Vogt Gottlieb Friedrich Heß (1697 – 1761). Portrait im Herrenberger Ratssaal. (Foto: StadtA Herrenberg)
Ein lebendiges Portrait des Vogtes zeichnete der ehemalige Herrenberger Stadtarchivar Roman Janssen: „Ein Mann durchaus seiner Zeit, des Hochbarocks, standesbewußt, von sich und seinen Fähigkeiten überzeugt, sinnenfreudig, zugleich von großer Energie und Arbeitsamkeit und vor allem von einer gesunden Urteilskraft, dem Extremen abhold, fromm, aber nicht frömmlerisch“.3 In den vorhandenen Akten finden sich noch viele Spuren seiner amtlichen Tätigkeiten. „Ohne hier ins Einzelne gehen zu wollen“, resümiert Janssen, „lässt sich sagen, Parteilichkeit war nicht seinen Sache; (…) was er in barocken und oft langatmigen Formulierungen diktierte, ist in der Regel nüchtern eingeschätzt und menschlich abgewogen – Scharfmacherei lag ihm nicht.“4
Bleibenden Anteil hat Heß übrigens an der Gestaltung des Herrenberger Stadtbildes. Als die Erneuerung der beiden baufällig gewordenen mittelalterlichen Türme der Stiftskirche anstand, machte er sich energisch für eine „große Lösung“ stark. Gegen alle Intrigen und Einwände des Magistrats setzte er sich letztlich durch. Seit 1749 verleiht eine barocke Zwiebelkuppel („welsche Haube“) der Stiftskirche ihr unverwechselbares Gepräge.5
Unter den vielfältigen privaten Interessen des Vogtes kommt der Musik eine Sonderstellung zu. Nicht nur dass Heß ein eifriger Förderer der Kirchenmusik war, eine Musikschule gründete und selbst das Herrenberger Collegium Musicum leitete, zum Anlass der Vermählung des Herzogs Karl Eugen im Jahre 1748 komponierte er eine Operette, die er dem Herzog persönlich überreichen konnte und die den Titel „Lukretia“ trug. Leider ist das Werk, gegen das Dekan Johann Jakob Gmelin sogleich ein Verbot anstrengte, – es war ihm „zu weltlich“ -, bis heute verschollen.

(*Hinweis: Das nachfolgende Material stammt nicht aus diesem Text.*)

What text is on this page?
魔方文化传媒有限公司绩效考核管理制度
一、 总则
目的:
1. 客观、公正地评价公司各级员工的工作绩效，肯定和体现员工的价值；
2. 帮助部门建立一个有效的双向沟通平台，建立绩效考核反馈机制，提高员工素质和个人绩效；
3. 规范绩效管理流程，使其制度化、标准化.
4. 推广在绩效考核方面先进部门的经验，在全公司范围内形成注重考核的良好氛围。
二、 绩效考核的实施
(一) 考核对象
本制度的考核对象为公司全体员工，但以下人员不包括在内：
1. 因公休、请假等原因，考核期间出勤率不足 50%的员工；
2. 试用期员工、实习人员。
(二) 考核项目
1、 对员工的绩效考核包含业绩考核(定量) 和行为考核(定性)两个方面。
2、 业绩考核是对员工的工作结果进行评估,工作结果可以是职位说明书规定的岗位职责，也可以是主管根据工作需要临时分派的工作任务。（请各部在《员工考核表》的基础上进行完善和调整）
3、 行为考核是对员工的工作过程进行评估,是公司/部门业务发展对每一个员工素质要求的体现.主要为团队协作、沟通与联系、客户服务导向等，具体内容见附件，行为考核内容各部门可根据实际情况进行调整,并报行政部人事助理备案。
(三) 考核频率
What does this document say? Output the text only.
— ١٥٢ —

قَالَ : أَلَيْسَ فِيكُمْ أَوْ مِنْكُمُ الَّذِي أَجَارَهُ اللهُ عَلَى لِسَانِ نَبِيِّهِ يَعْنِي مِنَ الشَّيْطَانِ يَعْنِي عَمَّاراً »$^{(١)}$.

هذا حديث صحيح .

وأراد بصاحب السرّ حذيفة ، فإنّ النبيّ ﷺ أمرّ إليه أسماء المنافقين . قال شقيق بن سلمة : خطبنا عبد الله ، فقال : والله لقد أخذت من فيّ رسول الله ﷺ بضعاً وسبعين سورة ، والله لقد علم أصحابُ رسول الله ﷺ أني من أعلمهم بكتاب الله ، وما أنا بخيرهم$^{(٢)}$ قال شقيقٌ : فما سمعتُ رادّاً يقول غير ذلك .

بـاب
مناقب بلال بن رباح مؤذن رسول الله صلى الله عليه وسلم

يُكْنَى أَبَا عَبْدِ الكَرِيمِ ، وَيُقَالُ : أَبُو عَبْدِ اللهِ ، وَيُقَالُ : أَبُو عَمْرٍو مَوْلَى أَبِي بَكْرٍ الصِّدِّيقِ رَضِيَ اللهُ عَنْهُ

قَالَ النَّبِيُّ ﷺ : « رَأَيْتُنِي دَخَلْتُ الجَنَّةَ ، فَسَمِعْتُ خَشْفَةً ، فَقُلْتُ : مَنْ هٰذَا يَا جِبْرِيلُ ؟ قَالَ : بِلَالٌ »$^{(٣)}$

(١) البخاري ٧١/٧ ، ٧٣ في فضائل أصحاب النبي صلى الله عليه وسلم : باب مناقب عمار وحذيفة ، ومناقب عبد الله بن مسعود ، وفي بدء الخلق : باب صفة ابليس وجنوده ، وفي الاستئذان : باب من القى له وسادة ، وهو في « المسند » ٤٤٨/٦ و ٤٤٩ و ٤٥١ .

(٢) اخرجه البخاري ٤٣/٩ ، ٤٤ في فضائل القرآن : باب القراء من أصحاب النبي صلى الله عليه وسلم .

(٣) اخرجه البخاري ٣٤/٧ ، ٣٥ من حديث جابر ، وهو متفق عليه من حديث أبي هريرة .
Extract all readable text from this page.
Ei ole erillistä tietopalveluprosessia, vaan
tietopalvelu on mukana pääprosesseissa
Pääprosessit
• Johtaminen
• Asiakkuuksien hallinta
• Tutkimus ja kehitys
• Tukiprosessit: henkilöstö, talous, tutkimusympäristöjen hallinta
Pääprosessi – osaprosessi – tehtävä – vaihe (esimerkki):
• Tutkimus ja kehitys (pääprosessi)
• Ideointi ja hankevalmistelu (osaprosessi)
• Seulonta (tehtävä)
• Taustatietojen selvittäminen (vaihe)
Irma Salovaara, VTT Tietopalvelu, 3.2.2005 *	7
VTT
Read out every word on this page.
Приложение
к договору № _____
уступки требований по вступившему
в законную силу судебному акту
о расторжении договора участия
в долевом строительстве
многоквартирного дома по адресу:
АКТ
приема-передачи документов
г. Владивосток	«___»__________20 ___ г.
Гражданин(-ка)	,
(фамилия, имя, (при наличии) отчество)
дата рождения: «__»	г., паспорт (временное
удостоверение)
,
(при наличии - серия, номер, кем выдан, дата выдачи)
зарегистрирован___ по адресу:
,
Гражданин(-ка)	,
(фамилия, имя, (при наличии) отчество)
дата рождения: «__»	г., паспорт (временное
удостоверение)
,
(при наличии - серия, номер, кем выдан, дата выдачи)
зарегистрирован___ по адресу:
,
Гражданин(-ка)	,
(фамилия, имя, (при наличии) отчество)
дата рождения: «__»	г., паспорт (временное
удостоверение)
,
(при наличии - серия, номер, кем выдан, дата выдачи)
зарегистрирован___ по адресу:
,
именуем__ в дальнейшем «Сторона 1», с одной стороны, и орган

Sein Hauptverdienst aus heutiger Sicht ist und bleibt die „Heß’sche Chronik“. Das komplexe Gesamtwerk ist, wie Roman Janssen herausstreicht, auf drei Ebenen entstanden. „Am Anfang scheinen zeitgeschichtlich chronikale Einträge gestanden zu haben, welche sich dann rückschreitend zu einer umfassenden echten Chronik von Stadt und Amt, dann Württembergs und des Reiches ausweiteten. In einem zweiten Teil hat Heß die Geschichte systematisch hinsichtlich Verfassung, Institutionen und nach Möglichkeiten biographisch zu den Amtsträgern aufgearbeitet. Schon sehr früh muss auch sein genealogisches Interesse erwacht sein. Diesem sehr umfangreichen Part (…) verdankt er sein hohes Ansehen in der württembergischen Familienforschung.“6 Heß hat sich auch stets bemüht, ihm wichtig erscheinende Quellen als Abschrift der Nachwelt zu überliefern.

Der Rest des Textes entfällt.